C’è già chi invoca il neoacquisto Klaassen, senza sapere che l’olandese è un centrocampista più avanzato, pure dotato del vizietto del gol. Reiventarlo dietro sarebbe una scommessa, tanto più che – con il problema del desaparecido di cristallo Stefano Sensi – Klaassen servirà come seconda scelta lassù.
Arnautovic
È evidente che la sua “taglia” non sia da Champions. Per le partite internazionali, prima o poi lo si dovrà ammettere, andrebbe pensato come il quarto attaccante dietro a Sanchez. A sua difesa, qualcuno dice che per tutta la partita non gli sono arrivati palloni decenti. Eppure, quando in campo è entrato Thuram, bé, è evidente a tutti come il francese i palloni sia andato a prenderseli, quei palloni, e abbia cambiato volto all’attacco nerazzurro. Lo stesso Lautaro è tornato a respirare.

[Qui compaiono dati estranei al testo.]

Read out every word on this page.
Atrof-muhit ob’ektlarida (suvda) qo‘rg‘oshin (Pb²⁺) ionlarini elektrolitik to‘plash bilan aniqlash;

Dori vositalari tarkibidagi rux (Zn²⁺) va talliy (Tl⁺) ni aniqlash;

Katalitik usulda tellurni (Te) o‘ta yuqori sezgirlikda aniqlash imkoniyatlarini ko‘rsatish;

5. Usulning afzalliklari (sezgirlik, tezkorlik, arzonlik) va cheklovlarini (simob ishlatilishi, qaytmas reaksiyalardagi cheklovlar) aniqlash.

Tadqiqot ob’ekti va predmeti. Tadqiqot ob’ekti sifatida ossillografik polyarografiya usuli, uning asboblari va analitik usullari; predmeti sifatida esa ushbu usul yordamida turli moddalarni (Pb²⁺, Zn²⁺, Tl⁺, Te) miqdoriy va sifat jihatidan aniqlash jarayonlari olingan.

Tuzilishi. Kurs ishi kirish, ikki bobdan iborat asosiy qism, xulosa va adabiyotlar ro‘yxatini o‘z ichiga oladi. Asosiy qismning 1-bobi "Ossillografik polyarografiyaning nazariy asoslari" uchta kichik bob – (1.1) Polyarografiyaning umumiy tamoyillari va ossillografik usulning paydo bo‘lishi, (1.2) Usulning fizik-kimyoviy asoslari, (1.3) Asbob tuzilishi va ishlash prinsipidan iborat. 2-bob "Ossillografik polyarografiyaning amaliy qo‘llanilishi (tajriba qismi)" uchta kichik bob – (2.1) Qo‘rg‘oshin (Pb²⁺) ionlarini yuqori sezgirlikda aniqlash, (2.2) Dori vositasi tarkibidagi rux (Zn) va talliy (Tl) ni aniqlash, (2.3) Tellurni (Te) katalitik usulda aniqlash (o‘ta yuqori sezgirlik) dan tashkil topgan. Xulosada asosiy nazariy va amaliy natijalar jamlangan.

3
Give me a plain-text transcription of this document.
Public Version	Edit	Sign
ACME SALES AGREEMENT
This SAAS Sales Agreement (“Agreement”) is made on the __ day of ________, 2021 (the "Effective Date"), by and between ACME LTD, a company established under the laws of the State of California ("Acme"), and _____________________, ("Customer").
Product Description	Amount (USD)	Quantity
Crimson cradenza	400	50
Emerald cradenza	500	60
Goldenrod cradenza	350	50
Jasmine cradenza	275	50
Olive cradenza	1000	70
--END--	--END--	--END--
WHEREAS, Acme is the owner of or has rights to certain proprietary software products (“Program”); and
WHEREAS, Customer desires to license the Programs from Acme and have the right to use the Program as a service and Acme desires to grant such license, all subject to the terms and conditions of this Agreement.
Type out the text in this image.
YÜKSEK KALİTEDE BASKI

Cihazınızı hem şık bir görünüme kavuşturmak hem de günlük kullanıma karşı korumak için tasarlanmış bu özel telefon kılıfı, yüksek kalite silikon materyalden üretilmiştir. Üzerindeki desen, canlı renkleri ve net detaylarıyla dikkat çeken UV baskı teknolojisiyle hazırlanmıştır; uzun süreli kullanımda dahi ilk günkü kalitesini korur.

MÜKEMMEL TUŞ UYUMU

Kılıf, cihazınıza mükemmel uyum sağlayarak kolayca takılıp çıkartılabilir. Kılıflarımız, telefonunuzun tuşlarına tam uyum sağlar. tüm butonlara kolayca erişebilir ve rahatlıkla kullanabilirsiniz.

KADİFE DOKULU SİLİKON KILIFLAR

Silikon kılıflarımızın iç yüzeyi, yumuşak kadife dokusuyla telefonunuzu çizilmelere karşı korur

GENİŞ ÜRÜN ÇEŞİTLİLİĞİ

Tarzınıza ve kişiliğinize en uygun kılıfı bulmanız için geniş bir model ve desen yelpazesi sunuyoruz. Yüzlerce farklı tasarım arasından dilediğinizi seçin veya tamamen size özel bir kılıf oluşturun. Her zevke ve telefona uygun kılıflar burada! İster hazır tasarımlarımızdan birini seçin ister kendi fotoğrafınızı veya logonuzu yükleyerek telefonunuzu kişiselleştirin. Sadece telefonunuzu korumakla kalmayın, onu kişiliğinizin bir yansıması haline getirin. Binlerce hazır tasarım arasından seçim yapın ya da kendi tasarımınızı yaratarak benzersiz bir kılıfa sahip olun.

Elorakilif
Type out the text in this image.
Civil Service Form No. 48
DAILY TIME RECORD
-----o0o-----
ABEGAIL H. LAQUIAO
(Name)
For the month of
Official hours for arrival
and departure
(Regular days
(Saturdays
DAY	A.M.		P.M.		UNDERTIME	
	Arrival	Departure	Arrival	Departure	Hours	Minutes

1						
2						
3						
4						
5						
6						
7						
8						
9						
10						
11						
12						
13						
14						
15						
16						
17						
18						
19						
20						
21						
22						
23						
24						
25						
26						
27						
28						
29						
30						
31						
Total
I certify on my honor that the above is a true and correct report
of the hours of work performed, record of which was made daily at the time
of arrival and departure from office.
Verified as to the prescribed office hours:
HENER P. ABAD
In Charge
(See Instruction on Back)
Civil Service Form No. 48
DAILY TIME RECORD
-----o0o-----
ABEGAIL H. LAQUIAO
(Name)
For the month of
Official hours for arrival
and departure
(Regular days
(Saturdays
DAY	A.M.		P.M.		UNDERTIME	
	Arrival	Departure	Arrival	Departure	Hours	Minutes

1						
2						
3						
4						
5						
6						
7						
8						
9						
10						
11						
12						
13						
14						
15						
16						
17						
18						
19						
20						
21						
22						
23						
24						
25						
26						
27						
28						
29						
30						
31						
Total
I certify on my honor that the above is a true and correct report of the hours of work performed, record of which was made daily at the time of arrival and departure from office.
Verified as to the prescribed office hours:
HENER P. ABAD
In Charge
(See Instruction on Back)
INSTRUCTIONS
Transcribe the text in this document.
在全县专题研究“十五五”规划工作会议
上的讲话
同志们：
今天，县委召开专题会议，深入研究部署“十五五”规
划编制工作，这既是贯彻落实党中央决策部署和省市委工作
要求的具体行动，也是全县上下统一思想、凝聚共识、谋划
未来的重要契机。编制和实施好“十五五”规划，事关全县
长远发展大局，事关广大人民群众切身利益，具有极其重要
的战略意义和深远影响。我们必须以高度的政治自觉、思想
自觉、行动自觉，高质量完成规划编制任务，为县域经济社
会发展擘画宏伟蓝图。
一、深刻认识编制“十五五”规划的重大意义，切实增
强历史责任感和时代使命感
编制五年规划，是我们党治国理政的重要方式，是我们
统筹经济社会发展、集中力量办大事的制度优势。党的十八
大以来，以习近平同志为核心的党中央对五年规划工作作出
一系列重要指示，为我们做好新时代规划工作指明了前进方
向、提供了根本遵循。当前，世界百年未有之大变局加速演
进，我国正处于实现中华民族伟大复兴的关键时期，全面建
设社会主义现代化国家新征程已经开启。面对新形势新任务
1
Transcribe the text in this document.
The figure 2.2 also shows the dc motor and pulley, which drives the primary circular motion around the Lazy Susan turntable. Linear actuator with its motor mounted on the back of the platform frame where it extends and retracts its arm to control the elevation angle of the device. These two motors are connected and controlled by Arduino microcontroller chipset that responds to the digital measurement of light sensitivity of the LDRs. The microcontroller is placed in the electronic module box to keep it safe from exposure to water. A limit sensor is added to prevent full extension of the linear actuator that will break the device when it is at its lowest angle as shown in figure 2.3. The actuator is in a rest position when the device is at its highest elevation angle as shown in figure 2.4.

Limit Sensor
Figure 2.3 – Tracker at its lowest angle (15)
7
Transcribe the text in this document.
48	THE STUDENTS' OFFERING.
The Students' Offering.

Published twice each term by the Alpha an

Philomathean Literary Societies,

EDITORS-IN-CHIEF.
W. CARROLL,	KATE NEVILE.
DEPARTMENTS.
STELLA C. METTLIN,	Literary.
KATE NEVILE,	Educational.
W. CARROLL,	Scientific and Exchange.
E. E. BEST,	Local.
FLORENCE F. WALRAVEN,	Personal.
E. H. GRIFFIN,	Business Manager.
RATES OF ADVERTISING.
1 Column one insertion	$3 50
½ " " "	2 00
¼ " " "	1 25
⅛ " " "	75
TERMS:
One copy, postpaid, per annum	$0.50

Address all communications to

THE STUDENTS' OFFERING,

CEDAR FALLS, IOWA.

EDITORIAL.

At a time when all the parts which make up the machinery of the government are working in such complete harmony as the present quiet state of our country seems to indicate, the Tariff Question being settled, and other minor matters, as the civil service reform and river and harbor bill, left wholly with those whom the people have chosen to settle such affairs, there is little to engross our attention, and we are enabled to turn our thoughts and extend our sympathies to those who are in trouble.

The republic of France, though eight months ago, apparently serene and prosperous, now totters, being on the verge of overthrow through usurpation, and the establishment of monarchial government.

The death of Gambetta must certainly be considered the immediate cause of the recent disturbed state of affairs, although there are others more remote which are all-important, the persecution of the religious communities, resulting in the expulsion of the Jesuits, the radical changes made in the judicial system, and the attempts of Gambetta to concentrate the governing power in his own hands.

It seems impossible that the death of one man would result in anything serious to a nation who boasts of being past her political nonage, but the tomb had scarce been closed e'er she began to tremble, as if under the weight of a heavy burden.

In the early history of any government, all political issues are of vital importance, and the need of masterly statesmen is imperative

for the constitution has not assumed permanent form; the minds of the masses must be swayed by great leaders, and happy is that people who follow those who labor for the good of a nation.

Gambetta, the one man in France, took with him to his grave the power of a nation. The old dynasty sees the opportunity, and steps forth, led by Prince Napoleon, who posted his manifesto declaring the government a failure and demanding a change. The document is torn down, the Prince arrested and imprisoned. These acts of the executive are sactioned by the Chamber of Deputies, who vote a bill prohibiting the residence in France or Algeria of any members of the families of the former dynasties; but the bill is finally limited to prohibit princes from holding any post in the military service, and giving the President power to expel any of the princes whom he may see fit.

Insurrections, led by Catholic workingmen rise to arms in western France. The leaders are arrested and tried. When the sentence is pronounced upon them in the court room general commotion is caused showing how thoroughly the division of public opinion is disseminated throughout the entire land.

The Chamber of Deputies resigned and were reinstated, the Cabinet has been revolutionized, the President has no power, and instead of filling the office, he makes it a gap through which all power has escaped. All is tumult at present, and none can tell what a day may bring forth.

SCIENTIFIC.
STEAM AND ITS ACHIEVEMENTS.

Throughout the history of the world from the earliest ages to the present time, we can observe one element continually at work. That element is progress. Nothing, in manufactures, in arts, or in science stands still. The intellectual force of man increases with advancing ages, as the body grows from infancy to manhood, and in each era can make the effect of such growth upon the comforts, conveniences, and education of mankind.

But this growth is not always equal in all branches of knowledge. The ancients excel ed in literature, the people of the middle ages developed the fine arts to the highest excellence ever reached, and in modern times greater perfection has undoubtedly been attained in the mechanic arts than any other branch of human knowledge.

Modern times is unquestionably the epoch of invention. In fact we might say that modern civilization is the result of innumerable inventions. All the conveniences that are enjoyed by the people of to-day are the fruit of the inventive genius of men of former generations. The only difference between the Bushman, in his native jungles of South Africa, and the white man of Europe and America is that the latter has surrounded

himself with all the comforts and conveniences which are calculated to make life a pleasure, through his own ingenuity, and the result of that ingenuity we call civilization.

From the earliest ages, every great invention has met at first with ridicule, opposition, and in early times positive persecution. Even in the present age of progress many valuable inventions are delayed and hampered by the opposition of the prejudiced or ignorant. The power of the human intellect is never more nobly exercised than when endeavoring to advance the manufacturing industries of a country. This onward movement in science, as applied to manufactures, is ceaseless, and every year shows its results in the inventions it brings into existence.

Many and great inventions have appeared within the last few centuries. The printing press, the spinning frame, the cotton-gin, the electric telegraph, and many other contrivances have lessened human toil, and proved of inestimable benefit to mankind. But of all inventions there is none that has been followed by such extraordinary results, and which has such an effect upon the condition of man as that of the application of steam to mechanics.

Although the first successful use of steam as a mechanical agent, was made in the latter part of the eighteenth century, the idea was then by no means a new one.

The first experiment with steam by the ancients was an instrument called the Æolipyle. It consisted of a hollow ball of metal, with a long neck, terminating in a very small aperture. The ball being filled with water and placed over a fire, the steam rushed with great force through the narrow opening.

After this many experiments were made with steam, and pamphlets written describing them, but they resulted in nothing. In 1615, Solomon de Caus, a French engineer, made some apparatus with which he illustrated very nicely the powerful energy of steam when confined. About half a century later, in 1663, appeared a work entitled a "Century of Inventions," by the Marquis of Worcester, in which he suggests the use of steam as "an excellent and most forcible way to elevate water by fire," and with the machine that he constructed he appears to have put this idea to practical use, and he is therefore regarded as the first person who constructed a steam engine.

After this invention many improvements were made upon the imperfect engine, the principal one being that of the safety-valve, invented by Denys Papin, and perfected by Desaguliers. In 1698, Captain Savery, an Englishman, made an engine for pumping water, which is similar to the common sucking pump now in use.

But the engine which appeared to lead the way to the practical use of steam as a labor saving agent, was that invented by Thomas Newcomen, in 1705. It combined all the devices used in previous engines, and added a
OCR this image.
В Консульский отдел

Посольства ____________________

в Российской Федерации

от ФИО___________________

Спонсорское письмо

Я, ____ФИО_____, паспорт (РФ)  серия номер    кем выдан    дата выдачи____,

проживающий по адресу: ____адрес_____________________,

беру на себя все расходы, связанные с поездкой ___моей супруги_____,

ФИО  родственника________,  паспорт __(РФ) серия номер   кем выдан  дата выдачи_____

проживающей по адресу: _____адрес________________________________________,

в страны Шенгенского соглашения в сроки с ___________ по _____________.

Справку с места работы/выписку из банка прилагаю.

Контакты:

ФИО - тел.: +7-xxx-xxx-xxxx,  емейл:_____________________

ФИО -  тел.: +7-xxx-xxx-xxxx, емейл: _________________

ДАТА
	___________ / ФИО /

Infine, due note su Sommer e Pavard. Il primo ha salvato la baracca (anche se alla fine, come detto con onestà da Inzaghi, si sarebbe potuto ingiustamente vincere) dimostrando di essere una garanzia tra i pali. Da ieri il ricordo di Onana potrebbe sfumare all’orizzonte. Quanto al difensore francese (benché da qualche quotidiano sportivo prestigioso gli sia stato recapitato un voto insufficiente!) ha dimostrato di che pasta è fatto. Personalità e, lui sì, “taglia” da Champions.